Fermentation last 16 days, with twice daily punch downs. Immediately after fermentation was completed, the must was transferred to the press, and after pressing the press wine was added to the free run wine. After 48 hours of natural settling, the wine was transferred to barrel and secondary fermentation took place naturally, completing in early April.
Prior to bottling, the barrels were blended and then lightly filtered to remove the unwanted sediment. After a slight sulfur adjustment the wine was bottled July 31st.

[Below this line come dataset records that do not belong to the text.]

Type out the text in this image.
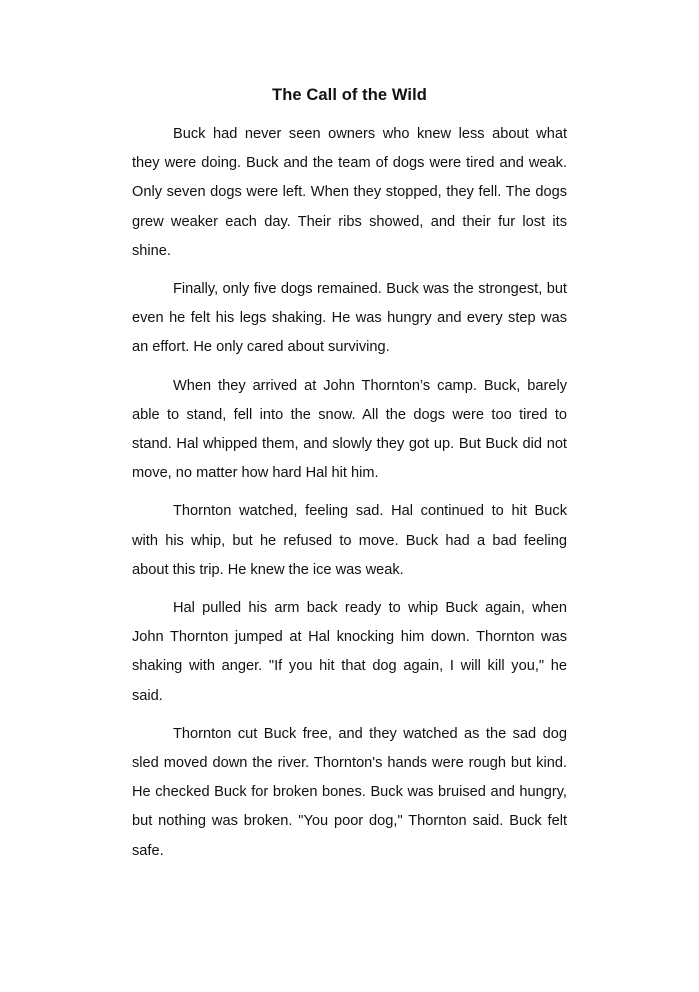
The Call of the Wild

Buck had never seen owners who knew less about what they were doing. Buck and the team of dogs were tired and weak. Only seven dogs were left. When they stopped, they fell. The dogs grew weaker each day. Their ribs showed, and their fur lost its shine.

Finally, only five dogs remained. Buck was the strongest, but even he felt his legs shaking. He was hungry and every step was an effort. He only cared about surviving.

When they arrived at John Thornton’s camp. Buck, barely able to stand, fell into the snow. All the dogs were too tired to stand. Hal whipped them, and slowly they got up. But Buck did not move, no matter how hard Hal hit him.

Thornton watched, feeling sad. Hal continued to hit Buck with his whip, but he refused to move. Buck had a bad feeling about this trip. He knew the ice was weak.

Hal pulled his arm back ready to whip Buck again, when John Thornton jumped at Hal knocking him down. Thornton was shaking with anger. "If you hit that dog again, I will kill you," he said.

Thornton cut Buck free, and they watched as the sad dog sled moved down the river. Thornton's hands were rough but kind. He checked Buck for broken bones. Buck was bruised and hungry, but nothing was broken. "You poor dog," Thornton said. Buck felt safe.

The wine is ruby colored and uniform throughout, devoid of any gas or flocculation. The nose is beautifully expressive, with primary aromas of dark fruited berries, black coffee bean, cured meats with secondary aromas of violet and pencil lead or graphite.
The initial entry showcases the core of acidity and brightness of the wine, with a seamless transition to the mid and back palate, where silky and fine-grained tannins take over. The wine is beautifully balanced, and although this is a full-bodied wine, it does not feel heavy or overly weighty.
The flavors are darker fruited with no evidence of green pepper flavors sometimes associated with this wine. The wine is somewhat accessible early on but really requires a few years to fully develop. I think this will start drinking optimally from 3-5 years onwards, may age for up to 10 years. Sediment may occur naturally, so decanting is suggested prior to pouring.
Food pairing: Spice Rub or cured meats, grilled lamb and hard cheeses.